The latter, by the way, won Swinton a supporting-actress Academy Award in 2008. She harbors some ambivalence about the trophy.

"I have a certain feeling of bashfulness about the fact that so many people set their sights at [winning] something that I feel was like a sort of car crash for me," she says, laughing. "A car crash in the nicest possible way. I don't regret it for an instant, but at the same time it was not on my agenda in any way, shape, or form."

Although I Am Love was shot two summers ago, the project has been a decade in the making. Director Guadagnino and Swinton had been plotting their collaboration, and struggling with financing, seemingly forever.

Guadagnino - who says he essentially stalked his way into Swinton's life after he saw her in the late-'80s films of Derek Jarman - made a short with the actress, "Love Factory," in which she addresses the camera head-on, musing about love and beauty. The seeds of I Am Love were sown.

In a separate interview, the director talks about how seeing Swinton in Jarman's Caravaggio, The Last of England, and Edward II made him want to work with her.

"No, I would say made me want to live with her," he adds, chuckling. "Really.

"When you see even some great actors and actresses, at the end of the film, sometimes you feel that you have seen everything. They are great, but there is no mystery.

"Tilda is so full of mystery, and this is something very cinematic to me. I feel that she is in the league of somebody like Garbo. . . . And also, even though my hero, Hitchcock, said that actors are beasts, I still feel that intelligence is something I like to have beside me. And you can see that there is an amazing cleverness - not snobbish cleverness, but real human cleverness - in Tilda. And Tilda is very warm. That's what I like in her. Even though she is very often playing very alarming, cold, distant roles, I see this amazing generosity in her."

While Swinton and Guadagnino are discussing future collaborations, she has also just completed another long-aborning project for which she served as one of the producers: We Need to Talk About Kevin, adapted from the Lionel Shriver novel about a teenager who goes on a deadly rampage, and how his mother struggles to come to terms with the horror committed by her son. The film, directed by Lynne Ramsay (Ratcatcher), with John C. Reilly as the estranged father, was shot this spring in Connecticut.

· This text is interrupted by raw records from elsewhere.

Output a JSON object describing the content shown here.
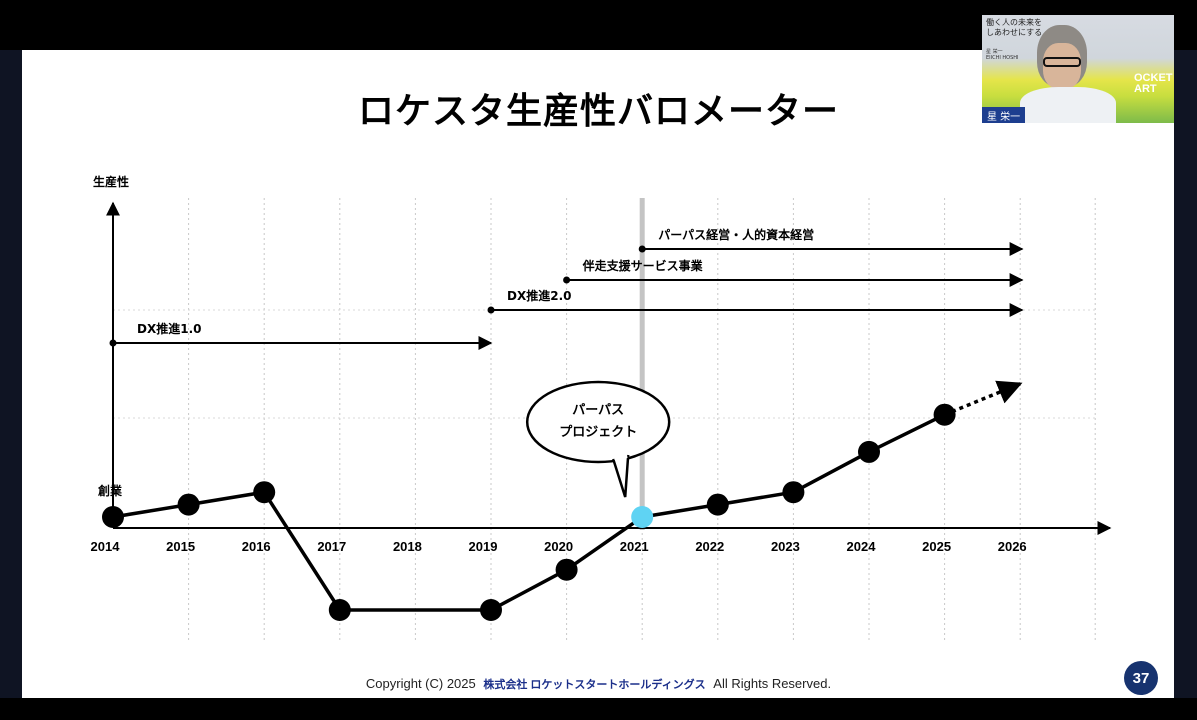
{
  "slide": {
    "title": "ロケスタ生産性バロメーター",
    "footer_copyright": "Copyright (C) 2025",
    "footer_company": "株式会社 ロケットスタートホールディングス",
    "footer_rights": "All Rights Reserved.",
    "page_number": "37"
  },
  "video": {
    "name_tag": "星 栄一",
    "book_title_line1": "働く人の未来を",
    "book_title_line2": "しあわせにする",
    "book_author": "星 栄一",
    "book_author_en": "EIICHI HOSHI",
    "background_logo_line1": "OCKET",
    "background_logo_line2": "ART"
  },
  "chart_data": {
    "type": "line",
    "ylabel": "生産性",
    "x": [
      "2014",
      "2015",
      "2016",
      "2017",
      "2018",
      "2019",
      "2020",
      "2021",
      "2022",
      "2023",
      "2024",
      "2025",
      "2026"
    ],
    "series": [
      {
        "values": [
          {
            "x": "2014",
            "y": 0
          },
          {
            "x": "2015",
            "y": 0.4
          },
          {
            "x": "2016",
            "y": 0.8
          },
          {
            "x": "2017",
            "y": -3
          },
          {
            "x": "2019",
            "y": -3
          },
          {
            "x": "2020",
            "y": -1.7
          },
          {
            "x": "2021",
            "y": 0
          },
          {
            "x": "2022",
            "y": 0.4
          },
          {
            "x": "2023",
            "y": 0.8
          },
          {
            "x": "2024",
            "y": 2.1
          },
          {
            "x": "2025",
            "y": 3.3
          }
        ],
        "projection": [
          {
            "x": "2025",
            "y": 3.3
          },
          {
            "x": "2026",
            "y": 4.3
          }
        ]
      }
    ],
    "highlight": {
      "x": "2021",
      "color": "#5fd3f3"
    },
    "annotations": [
      {
        "x": "2014",
        "label": "創業"
      },
      {
        "x": "2021",
        "label_line1": "パーパス",
        "label_line2": "プロジェクト"
      }
    ],
    "initiatives": [
      {
        "label": "DX推進1.0",
        "start": "2014",
        "end": "2019"
      },
      {
        "label": "DX推進2.0",
        "start": "2019",
        "end": "2026"
      },
      {
        "label": "伴走支援サービス事業",
        "start": "2020",
        "end": "2026"
      },
      {
        "label": "パーパス経営・人的資本経営",
        "start": "2021",
        "end": "2026"
      }
    ],
    "grid": "dotted vertical at each year",
    "marker_color": "#000000",
    "line_color": "#000000"
  }
}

"It's one of those films that could easily have never happened, so I'm just so thrilled that we managed to do it," Swinton says, diving into a long analogy about schoolyard kids waiting in line to jump rope - and how you must wait for the perfect moment to step in and take your turn, or you tumble and fail.

"Finding the moment to make films like this . . . the timing, the financing . . . it can be an ordeal," Swinton says, adding that for Kevin the development process took just "four or five years" - half the time of I Am Love.

"But then once you've done it, you realize that if you had jumped earlier it wouldn't have been right. Even though 11 years can feel really torturous, the tenth year reveals a lot of fantastic stuff. Like people become the right age to play the part, you find the house, the pieces all come together."

The house in I Am Love, by the way, was in private hands when Guadagnino finally found it. Since production ended, Villa Necchi Campiglio has gone into the hands of a preservation trust and is open for tours to the public.

"It was exactly what we wanted," recalls Swinton of the opulent digs. "A big, important character in the story, of course. . . . It's a very interesting thing, the way a piece of architecture can dictate an atmosphere, dictate behavior in many ways. . . .

"And Luca and I think of it as our house. We're very dismissive of the fact that people can now go and walk around it."